Our GP agreed that Z’s behaviour was something that warranted further investigation. We discussed the possibility of autism and Z was referred to a paediatrician. While waiting for the appointment I spoke to a doctor at the Lorna Wing Centre for Autism who advised me that because Z was so young the NHS would be reluctant to make any specific diagnosis but stressed that early intervention would be essential.
We had to wait for several months for an appointment but when we arrived it turned out that the paediatrician had left their position unexpectedly and Z saw a locum instead. After the initial appointment we waited to receive the paediatrician’s initial report but it never arrived. After numerous phone calls and excuses ranging from the administrator being on holiday to the report being locked in a cupboard that no one had the key to we eventually filed a formal complaint. We were given yet another appointment but on the day we arrived we were told that the paediatrician was absent. Again we filed an official complaint. We were distraught and realised at that point that time was slipping away.
We began desperately searching for someone who could help our daughter. There didn’t seem to be anywhere in existence that could provide the type of early intervention that we so desperately required. After weeks of searching we noticed a new listing on a specialist website for parents of children with special needs. It was for a therapy centre that was due to open within the next few months. It was to offer multidisciplinary therapies in one setting. The centre was an hour drive from our home which made us apprehensive due to Z’s problems with car journeys but after our first initial contact we knew they could provide what we were looking for.

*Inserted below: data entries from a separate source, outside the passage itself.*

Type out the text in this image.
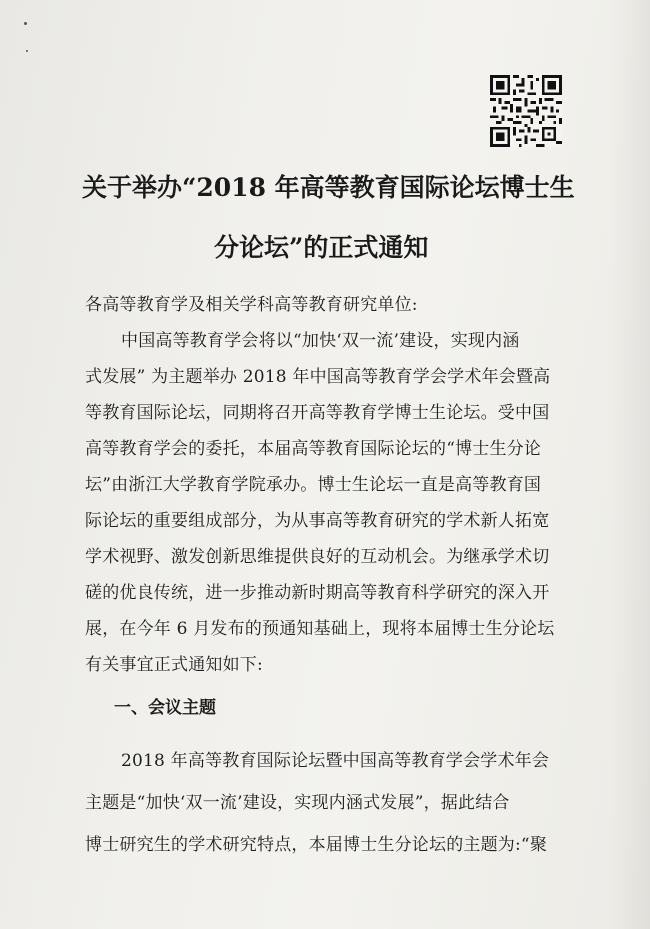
关于举办“2018 年高等教育国际论坛博士生
分论坛”的正式通知
各高等教育学及相关学科高等教育研究单位:
中国高等教育学会将以“加快‘双一流’建设，实现内涵
式发展” 为主题举办 2018 年中国高等教育学会学术年会暨高
等教育国际论坛，同期将召开高等教育学博士生论坛。受中国
高等教育学会的委托，本届高等教育国际论坛的“博士生分论
坛”由浙江大学教育学院承办。博士生论坛一直是高等教育国
际论坛的重要组成部分，为从事高等教育研究的学术新人拓宽
学术视野、激发创新思维提供良好的互动机会。为继承学术切
磋的优良传统，进一步推动新时期高等教育科学研究的深入开
展，在今年 6 月发布的预通知基础上，现将本届博士生分论坛
有关事宜正式通知如下:
一、会议主题
2018 年高等教育国际论坛暨中国高等教育学会学术年会
主题是“加快‘双一流’建设，实现内涵式发展”，据此结合
博士研究生的学术研究特点，本届博士生分论坛的主题为:“聚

Z had baseline assessments on her second birthday to determine a course of action and started attending the Ark Centre the following week. She began an intensive programme of Speech and Language therapy, Occupational therapy and Behaviour therapy hat had been tailored to her specific needs. Within a short space of time we started to see a change in Z. It started with very small steps and after several months her progress on a daily basis was absolutely astounding. As a result of the hard work of Emma and her team Z began to engage with us again. She started to show an interest in what was going on around her. She could travel in a car and attend family gatherings without having a meltdown. She would happily eat a full meal. She wanted to share things with us. The list of her achievements is a long one. They’re all things that parents who have never experienced what we have would probably view as mediocre. Things that people generally take for granted in their children. To us every step meant the world. To hear her beautiful voice was the best feeling ever.
The team at the Ark provided more than just therapy for Z. They helped bolster us as parents. From the first moment that we walked into the centre Emma and her team were so welcoming. We were fully informed and involved in the planning of her therapy every step of the way. We genuinely looked forward to going there. The atmosphere was amazing. The team were all so positive with a real and obvious passion for what they do. Their enthusiasm really helped change our own mind-sets as to what Z was capable of achieving and encouraged us to embrace and cherish her for the little girl that she is rather than our focusing on what we had imagined she would be. That in itself changed everything for us. We began to be more confident about her future. Rather than feeling desperately sad for her we instead felt immensely proud of her.
Z’s progress has far exceeded the expectations that we had when she first started at the Ark. She now attends a mainstream school and is doing incredibly well. She can read, she can write, she never stops talking and most importantly to us, she has friends – and lots of them!
We truly believe that Emma and her team at the Ark helped Z to become the amazing child that she is today and will be eternally grateful for everything that they did for us as a family.”